Metamath Proof Explorer

Theorem simpgnsgeqd

Description: A normal subgroup of a simple group is either the whole group or the trivial subgroup. (Contributed by Rohan Ridenour, 3-Aug-2023)

Ref Expression
Hypotheses simpgnsgeqd.1 
|- B = ( Base ` G )
simpgnsgeqd.2 
|- .0. = ( 0g ` G )
simpgnsgeqd.3 
|- ( ph -> G e.

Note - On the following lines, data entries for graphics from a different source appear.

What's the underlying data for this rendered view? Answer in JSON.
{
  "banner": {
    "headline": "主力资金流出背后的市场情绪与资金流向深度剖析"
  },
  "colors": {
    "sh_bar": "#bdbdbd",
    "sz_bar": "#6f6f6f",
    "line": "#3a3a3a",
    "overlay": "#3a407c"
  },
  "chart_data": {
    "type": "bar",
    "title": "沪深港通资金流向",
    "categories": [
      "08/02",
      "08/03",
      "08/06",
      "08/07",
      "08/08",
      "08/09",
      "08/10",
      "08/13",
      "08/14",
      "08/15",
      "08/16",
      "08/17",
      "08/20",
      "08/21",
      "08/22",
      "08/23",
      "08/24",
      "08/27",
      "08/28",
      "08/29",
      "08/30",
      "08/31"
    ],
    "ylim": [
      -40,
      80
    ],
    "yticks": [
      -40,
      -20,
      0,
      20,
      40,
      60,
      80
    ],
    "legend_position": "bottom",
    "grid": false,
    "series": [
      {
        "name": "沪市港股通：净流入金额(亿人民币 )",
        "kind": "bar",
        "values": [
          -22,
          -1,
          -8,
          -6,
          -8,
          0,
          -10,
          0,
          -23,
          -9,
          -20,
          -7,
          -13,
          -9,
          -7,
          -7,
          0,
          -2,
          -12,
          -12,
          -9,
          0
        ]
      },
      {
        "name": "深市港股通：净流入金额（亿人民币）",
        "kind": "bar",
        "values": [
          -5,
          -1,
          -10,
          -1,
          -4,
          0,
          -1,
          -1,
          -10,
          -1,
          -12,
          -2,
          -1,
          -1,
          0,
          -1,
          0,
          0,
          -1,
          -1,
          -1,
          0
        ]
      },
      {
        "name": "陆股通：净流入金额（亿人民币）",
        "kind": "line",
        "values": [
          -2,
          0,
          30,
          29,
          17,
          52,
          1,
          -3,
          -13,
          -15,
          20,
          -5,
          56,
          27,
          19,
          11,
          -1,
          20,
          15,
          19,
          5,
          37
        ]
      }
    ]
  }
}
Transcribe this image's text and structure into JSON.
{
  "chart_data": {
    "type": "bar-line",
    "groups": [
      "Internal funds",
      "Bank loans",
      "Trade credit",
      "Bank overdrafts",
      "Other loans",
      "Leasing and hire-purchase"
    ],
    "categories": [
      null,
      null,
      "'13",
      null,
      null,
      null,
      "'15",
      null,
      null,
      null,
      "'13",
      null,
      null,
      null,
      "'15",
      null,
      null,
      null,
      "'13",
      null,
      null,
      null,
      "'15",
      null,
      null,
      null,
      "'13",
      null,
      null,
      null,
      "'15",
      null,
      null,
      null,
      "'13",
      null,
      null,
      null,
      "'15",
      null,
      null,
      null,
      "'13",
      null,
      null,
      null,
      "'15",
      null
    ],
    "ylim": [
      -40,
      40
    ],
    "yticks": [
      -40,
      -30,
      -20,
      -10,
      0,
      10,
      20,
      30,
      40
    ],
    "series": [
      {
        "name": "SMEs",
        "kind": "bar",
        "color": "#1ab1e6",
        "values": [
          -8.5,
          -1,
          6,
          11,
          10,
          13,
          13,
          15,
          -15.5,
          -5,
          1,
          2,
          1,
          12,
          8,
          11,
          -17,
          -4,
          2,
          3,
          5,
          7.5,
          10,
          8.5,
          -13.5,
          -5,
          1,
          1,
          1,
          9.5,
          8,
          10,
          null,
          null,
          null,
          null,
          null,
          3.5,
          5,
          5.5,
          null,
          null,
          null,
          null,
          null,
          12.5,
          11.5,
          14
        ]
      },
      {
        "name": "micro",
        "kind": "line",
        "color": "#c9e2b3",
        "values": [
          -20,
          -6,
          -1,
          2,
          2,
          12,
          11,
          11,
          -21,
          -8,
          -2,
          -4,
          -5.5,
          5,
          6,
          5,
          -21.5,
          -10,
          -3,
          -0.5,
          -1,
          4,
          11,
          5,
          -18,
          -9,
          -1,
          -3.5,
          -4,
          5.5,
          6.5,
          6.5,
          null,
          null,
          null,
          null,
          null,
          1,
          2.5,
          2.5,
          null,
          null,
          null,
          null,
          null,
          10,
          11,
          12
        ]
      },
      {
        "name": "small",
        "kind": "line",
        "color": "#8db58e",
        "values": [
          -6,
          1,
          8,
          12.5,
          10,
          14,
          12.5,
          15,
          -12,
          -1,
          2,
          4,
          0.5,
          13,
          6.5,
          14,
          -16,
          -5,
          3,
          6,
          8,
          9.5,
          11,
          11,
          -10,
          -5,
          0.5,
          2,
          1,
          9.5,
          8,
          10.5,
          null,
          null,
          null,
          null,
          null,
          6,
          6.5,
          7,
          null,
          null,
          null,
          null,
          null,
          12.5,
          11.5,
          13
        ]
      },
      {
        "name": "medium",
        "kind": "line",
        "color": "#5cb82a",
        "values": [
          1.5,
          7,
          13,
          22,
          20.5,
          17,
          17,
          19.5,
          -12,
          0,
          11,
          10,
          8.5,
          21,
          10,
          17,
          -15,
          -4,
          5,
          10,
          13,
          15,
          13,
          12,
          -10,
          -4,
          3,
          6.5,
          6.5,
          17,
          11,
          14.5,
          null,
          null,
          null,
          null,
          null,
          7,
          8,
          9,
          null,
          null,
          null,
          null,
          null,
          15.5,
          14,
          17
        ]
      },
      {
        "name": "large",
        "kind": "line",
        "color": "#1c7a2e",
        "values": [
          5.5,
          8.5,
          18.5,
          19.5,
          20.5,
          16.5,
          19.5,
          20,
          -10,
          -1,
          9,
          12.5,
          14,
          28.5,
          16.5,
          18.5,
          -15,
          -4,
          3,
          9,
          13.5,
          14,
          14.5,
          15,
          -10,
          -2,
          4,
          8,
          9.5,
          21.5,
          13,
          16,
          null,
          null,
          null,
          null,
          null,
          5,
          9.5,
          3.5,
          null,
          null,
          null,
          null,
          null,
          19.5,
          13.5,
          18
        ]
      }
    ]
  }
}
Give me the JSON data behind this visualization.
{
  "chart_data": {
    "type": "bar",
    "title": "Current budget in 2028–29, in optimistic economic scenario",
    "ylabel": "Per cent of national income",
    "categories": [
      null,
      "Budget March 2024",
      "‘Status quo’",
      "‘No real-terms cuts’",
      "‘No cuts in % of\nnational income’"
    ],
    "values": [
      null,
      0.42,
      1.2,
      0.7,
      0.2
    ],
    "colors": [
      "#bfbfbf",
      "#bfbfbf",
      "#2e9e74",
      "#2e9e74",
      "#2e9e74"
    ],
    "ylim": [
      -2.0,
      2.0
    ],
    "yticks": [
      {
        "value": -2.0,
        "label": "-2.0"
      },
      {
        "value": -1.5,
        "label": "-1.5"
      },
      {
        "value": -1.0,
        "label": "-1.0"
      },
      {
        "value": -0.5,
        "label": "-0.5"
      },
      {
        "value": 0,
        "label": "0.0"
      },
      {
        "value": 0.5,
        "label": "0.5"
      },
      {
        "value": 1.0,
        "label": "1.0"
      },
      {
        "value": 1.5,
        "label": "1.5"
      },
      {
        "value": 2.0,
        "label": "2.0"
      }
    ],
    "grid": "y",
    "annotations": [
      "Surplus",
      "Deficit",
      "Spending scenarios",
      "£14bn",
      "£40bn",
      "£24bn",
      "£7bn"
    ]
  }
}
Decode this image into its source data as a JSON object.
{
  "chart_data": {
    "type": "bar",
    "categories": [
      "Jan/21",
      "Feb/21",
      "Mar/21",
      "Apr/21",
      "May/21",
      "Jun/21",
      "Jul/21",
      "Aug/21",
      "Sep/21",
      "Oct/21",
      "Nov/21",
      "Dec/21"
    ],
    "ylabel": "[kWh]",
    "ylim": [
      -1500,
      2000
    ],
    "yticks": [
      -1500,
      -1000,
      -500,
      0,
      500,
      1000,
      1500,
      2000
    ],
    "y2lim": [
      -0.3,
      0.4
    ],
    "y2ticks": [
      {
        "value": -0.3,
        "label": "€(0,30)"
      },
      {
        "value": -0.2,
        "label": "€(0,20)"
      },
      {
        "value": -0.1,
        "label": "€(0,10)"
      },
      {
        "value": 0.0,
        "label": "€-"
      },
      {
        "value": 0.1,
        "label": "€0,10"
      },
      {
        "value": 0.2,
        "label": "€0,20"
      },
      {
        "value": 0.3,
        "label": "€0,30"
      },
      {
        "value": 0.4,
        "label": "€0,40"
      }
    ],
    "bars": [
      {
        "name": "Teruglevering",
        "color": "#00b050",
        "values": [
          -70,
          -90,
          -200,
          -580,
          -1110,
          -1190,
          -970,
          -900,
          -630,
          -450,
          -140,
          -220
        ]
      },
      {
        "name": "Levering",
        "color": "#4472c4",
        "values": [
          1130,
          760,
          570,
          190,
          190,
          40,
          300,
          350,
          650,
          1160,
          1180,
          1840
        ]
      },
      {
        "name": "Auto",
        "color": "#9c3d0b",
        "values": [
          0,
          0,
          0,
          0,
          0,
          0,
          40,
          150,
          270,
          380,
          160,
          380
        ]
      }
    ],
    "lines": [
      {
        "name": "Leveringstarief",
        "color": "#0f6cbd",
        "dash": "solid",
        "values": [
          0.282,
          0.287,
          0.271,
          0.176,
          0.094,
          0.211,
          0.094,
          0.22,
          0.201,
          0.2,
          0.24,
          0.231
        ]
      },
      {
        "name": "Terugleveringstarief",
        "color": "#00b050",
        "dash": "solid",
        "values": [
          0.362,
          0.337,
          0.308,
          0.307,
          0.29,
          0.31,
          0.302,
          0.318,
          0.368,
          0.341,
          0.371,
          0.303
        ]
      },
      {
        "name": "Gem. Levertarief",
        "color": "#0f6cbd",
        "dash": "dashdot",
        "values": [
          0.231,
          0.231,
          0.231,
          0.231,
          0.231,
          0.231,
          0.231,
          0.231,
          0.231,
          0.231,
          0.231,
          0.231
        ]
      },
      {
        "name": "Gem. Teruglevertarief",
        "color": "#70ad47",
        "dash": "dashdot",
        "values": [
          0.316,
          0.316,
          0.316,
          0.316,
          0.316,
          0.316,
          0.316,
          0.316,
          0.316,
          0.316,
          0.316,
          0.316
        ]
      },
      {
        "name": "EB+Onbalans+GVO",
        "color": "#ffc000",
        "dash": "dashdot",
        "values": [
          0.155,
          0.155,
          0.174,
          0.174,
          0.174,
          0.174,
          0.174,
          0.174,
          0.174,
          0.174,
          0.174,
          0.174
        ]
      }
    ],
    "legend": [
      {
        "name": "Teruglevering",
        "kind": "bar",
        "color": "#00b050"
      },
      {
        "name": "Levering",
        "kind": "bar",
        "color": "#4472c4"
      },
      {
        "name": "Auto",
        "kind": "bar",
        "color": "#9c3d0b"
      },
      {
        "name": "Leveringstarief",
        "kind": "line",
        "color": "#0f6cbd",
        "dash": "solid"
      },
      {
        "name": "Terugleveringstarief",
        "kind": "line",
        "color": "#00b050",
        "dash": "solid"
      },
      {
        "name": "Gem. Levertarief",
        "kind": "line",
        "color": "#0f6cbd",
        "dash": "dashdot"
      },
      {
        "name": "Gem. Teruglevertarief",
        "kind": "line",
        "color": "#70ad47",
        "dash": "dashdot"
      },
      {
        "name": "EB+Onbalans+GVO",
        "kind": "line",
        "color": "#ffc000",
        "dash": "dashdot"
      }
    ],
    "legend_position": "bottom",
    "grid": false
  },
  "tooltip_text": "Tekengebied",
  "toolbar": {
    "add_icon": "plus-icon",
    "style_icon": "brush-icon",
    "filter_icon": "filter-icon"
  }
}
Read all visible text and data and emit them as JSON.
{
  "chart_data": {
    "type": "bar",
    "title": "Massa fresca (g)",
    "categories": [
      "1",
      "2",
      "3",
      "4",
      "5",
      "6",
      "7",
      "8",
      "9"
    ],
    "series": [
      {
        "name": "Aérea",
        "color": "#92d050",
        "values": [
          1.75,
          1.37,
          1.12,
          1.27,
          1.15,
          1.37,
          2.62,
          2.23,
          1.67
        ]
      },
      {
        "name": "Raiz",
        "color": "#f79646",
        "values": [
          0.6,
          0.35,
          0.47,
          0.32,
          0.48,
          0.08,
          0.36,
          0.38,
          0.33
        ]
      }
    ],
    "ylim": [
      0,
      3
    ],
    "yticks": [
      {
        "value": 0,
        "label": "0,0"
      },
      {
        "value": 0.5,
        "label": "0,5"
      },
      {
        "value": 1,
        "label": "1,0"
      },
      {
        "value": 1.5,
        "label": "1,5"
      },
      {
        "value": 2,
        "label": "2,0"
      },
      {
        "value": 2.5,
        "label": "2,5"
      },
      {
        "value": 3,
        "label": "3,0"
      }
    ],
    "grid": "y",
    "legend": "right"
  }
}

SimpGrp )
simpgnsgeqd.4 
|- ( ph -> A e. ( NrmSGrp ` G ) )
Assertion simpgnsgeqd 
|- ( ph -> ( A = { .0. } \/ A = B ) )

Proof

Step Hyp Ref Expression
1 simpgnsgeqd.1 
 |-  B = ( Base ` G )
2 simpgnsgeqd.2 
 |-  .0. = ( 0g ` G )
3 simpgnsgeqd.3 
 |-  ( ph -> G e. SimpGrp )
4 simpgnsgeqd.4 
 |-  ( ph -> A e. ( NrmSGrp ` G ) )
5 1 2 3 simpgnsgd 
 |-  ( ph -> ( NrmSGrp ` G ) = { { .0. } , B } )
6 4 5 eleqtrd 
 |-  ( ph -> A e. { { .0. } , B } )
7 elpri 
 |-  ( A e. { { .0. } , B } -> ( A = { .0. } \/ A = B ) )
8 6 7 syl 
 |-  ( ph -> ( A = { .0. } \/ A = B ) )